Senior SOC Cybersecurity Analyst

DivIHN (pronounced divine ) is a CMMI ML3-certified Technology and Talent solutions firm. Driven by a unique Purpose, Culture, and Value Delivery Model, we enable meaningful connections between talented professionals and forward-thinking organizations. Since our formation in 2002, organizations across commercial and public sectors have been trusting us to help build their teams with exceptional temporary and permanent talent.

Visit us at to learn more and view our open positions.

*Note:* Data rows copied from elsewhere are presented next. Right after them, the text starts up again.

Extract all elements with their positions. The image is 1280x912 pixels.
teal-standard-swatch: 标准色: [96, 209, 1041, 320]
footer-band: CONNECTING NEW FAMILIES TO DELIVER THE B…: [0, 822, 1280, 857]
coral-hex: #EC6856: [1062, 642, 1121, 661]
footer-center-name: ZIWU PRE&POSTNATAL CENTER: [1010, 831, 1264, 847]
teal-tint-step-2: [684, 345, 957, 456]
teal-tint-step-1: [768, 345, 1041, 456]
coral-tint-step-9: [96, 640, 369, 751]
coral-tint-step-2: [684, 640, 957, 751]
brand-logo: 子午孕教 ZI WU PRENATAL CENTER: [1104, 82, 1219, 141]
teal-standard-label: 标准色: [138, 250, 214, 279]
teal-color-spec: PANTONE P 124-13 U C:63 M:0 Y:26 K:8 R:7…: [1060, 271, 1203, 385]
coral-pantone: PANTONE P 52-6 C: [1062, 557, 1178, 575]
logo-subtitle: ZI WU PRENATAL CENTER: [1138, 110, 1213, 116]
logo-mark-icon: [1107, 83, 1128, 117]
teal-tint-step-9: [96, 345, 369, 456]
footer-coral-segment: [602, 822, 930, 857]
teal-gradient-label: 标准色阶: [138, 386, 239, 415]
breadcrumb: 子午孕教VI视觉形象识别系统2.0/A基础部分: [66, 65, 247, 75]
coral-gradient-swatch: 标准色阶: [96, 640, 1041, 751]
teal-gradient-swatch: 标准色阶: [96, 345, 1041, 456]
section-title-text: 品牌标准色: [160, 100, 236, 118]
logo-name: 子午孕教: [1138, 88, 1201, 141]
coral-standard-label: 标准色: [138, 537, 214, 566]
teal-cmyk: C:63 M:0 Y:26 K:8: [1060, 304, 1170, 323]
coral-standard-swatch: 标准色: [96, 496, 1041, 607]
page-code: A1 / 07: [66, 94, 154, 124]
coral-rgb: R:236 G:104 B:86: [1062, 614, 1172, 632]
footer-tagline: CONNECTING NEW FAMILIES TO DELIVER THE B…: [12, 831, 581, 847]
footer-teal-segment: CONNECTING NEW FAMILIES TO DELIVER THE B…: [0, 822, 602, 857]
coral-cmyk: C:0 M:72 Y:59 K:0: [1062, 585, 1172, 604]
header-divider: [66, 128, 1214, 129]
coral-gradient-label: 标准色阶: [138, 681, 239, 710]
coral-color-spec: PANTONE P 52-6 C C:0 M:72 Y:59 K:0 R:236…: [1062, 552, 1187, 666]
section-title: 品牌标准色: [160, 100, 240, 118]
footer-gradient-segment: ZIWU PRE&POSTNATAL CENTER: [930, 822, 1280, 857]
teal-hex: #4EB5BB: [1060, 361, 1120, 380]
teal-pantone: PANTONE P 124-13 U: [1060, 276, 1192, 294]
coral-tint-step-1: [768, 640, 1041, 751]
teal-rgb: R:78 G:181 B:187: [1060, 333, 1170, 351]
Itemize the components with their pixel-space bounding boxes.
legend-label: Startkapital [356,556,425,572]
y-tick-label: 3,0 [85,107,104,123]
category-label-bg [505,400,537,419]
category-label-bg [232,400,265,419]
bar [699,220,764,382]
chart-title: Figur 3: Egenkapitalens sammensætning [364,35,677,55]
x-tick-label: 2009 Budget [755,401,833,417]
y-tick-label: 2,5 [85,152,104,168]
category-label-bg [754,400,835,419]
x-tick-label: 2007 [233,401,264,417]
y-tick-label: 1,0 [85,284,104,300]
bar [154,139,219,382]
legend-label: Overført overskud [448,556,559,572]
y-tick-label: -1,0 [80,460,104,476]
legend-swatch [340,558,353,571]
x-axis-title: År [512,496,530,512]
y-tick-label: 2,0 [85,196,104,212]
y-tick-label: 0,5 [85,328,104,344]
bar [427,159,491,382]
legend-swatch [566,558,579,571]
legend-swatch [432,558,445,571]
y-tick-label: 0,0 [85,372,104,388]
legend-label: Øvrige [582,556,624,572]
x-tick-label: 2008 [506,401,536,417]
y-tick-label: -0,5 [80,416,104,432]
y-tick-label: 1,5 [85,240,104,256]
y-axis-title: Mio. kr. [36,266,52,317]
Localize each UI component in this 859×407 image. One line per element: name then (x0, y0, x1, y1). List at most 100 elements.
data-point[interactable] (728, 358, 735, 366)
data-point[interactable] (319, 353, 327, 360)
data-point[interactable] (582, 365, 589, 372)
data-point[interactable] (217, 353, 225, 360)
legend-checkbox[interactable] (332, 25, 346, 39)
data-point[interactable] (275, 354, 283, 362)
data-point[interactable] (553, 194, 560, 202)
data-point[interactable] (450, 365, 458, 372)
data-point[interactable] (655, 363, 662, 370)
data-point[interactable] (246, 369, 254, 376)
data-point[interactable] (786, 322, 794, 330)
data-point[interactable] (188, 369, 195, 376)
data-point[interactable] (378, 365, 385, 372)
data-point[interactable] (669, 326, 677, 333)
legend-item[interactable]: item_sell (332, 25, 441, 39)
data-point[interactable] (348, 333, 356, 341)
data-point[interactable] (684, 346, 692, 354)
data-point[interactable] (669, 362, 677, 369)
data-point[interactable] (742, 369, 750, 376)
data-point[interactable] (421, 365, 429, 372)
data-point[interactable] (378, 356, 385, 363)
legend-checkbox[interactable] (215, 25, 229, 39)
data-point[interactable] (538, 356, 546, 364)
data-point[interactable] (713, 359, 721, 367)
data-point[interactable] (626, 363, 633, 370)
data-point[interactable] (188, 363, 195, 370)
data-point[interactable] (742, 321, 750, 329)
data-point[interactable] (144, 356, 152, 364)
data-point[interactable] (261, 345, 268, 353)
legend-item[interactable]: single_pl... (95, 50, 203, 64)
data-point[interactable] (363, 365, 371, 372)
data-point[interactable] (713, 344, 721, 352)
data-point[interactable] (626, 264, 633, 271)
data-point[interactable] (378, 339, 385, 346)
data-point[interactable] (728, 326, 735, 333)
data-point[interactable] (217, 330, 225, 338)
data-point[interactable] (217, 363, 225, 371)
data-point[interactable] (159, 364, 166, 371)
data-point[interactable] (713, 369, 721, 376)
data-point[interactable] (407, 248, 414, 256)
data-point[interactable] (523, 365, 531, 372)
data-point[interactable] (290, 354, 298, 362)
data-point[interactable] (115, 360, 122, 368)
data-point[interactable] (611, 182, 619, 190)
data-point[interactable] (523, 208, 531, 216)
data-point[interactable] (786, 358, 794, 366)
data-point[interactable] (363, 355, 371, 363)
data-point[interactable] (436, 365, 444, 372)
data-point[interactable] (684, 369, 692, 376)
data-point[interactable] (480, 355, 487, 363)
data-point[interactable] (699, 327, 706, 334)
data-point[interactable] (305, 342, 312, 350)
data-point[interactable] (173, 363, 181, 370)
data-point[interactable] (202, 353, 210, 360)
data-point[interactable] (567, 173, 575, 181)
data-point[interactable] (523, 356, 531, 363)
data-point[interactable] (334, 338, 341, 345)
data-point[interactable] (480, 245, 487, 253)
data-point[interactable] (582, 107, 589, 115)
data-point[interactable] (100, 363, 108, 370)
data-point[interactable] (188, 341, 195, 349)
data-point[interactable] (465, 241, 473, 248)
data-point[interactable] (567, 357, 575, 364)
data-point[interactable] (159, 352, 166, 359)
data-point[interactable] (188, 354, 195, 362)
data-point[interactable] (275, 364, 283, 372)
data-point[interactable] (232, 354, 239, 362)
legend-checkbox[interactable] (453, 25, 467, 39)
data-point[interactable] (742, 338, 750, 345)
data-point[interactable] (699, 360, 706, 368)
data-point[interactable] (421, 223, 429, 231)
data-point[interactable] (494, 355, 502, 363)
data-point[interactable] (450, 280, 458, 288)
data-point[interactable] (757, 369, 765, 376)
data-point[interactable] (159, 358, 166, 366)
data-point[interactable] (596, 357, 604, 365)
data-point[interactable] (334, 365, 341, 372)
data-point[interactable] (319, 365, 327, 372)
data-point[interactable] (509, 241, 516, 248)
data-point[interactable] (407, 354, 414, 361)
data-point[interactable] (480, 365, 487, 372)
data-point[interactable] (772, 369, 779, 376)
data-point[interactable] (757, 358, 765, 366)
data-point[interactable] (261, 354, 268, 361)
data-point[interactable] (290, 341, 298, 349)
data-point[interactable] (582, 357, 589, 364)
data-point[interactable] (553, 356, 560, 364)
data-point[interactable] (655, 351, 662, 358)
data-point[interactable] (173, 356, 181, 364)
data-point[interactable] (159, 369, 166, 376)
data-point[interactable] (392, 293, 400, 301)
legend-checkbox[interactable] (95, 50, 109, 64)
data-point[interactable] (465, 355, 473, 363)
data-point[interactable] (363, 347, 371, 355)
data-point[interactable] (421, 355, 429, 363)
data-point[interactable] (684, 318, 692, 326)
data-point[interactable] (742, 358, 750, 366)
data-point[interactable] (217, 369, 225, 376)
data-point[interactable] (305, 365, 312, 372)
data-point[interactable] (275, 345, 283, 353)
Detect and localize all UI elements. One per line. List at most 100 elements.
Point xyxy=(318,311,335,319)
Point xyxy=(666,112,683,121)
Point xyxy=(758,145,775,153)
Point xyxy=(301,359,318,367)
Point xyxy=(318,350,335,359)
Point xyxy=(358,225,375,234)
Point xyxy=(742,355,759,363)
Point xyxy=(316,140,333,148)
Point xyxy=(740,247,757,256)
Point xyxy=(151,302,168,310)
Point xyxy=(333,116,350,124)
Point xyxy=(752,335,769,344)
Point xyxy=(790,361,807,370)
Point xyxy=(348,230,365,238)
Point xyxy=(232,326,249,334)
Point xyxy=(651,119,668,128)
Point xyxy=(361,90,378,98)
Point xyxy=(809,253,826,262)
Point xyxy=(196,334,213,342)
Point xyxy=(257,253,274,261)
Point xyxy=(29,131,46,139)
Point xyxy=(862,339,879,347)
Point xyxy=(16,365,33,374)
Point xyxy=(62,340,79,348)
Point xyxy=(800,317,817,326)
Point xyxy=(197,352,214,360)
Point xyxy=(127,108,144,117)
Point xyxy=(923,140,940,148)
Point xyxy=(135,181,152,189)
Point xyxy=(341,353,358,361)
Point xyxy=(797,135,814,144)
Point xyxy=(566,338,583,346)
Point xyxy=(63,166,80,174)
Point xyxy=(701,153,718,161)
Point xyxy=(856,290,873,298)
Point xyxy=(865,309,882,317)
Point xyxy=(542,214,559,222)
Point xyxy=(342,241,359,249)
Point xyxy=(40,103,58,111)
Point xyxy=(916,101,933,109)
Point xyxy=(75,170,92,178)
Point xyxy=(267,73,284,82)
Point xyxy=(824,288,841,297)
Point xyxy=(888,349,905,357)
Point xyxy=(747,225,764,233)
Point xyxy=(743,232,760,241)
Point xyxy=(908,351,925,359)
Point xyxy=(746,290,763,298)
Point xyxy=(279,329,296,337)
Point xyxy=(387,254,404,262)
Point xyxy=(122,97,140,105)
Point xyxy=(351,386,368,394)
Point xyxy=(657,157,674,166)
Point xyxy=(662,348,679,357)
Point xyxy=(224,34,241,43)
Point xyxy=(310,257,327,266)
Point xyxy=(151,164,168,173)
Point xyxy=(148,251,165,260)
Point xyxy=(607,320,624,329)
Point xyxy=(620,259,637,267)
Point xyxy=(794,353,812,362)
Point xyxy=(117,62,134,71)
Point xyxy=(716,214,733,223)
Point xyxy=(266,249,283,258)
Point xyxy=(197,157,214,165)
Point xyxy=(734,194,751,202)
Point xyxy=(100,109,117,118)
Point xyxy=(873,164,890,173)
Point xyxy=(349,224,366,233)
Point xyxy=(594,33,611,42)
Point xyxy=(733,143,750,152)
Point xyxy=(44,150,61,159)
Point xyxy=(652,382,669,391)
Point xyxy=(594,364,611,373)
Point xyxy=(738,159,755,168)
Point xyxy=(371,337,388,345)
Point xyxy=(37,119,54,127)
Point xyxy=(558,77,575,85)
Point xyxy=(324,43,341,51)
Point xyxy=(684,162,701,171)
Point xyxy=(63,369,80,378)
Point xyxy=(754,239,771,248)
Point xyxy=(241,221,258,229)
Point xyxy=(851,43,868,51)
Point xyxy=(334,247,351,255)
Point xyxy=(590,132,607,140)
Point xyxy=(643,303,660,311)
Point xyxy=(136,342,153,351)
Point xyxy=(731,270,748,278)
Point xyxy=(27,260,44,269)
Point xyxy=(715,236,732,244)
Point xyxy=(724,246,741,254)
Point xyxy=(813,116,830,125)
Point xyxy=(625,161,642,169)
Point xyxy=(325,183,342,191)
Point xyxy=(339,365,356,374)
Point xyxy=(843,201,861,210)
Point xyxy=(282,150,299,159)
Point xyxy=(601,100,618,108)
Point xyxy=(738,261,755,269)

Title: Senior SOC Cybersecurity Analyst
Location: Remote
Duration: 6 Months

Job Summary:
We are seeking an experienced and proactive Senior Cybersecurity Analyst with deep expertise in incident response, threat hunting, and SIEM/EDR operations to join our evolving Security Operations Center (SOC). This role is integral to leading advanced security investigations, driving IR workflows, and continuously improving our detection and response capabilities. The ideal candidate will be well-versed in CrowdStrike as both an EDR and telemetry source, possess strong scripting skills (Python, SQL, and Splunk SPL), and have a proven track record managing and tuning SIEM environments to reduce noise and maximize signal fidelity.

Key Responsibilities:
Lead complex security incident investigations and end-to-end incident response, including containment, eradication, and recovery.
Proactively conduct threat hunting using CrowdStrike, SIEM, and threat intel to uncover hidden threats across endpoints and networks.
Manage and tune SIEM rules, dashboards, correlation searches, and alerts to improve detection efficacy and reduce false positives.
Develop and maintain IR playbooks, detection rules, and threat models aligned with frameworks like MITRE ATT&CK.
Write and maintain custom scripts (Python, PowerShell, Bash) and queries (SQL, Splunk SPL) for automation, data enrichment, and investigation.
Collaborate with cross-functional teams to enhance detection capabilities, define logging requirements, and support security architecture.
Mentor junior analysts and contribute to SOC process maturity, knowledge sharing, and skills development.
Perform root cause analysis of incidents, support forensic investigations, and drive post-incident reviews.
Stay abreast of evolving threats, tools, and tactics, and integrate threat intelligence into SOC operations.

Required Qualifications:
Bachelor's degree in Cybersecurity, Computer Science, Information Technology, or related field (or equivalent experience).
5 years of professional experience in Cybersecurity, with a focus on incident response, threat detection, and security operations.
Hands-on experience with CrowdStrike Falcon, including detection, investigation, and response workflows- Highly preferred
Strong knowledge and experience using SIEM platforms (e.g., Splunk, Sentinel, QRadar), including log ingestion, parsing, rule tuning, and dashboarding.
Proficient in writing Splunk Search Processing Language (SPL) queries and SQL for log analysis and data correlation.
Strong scripting ability in Python, PowerShell, or Bash for automation and enrichment.
Deep understanding of networking, operating systems (Windows/Linux), malware behaviors, and attacker techniques (MITRE ATT&CK).
Experience developing and improving IR workflows, playbooks, and escalation processes.
Familiarity with forensic tools, packet capture analysis, and threat intelligence platforms.
Excellent analytical, communication, and documentation skills.
.

DivIHN is an equal opportunity employer. DivIHN does not and shall not discriminate against any employee or qualified applicant on the basis of race, color, religion (creed), gender, gender expression, age, national origin (ancestry), disability, marital status, sexual orientation, or military status.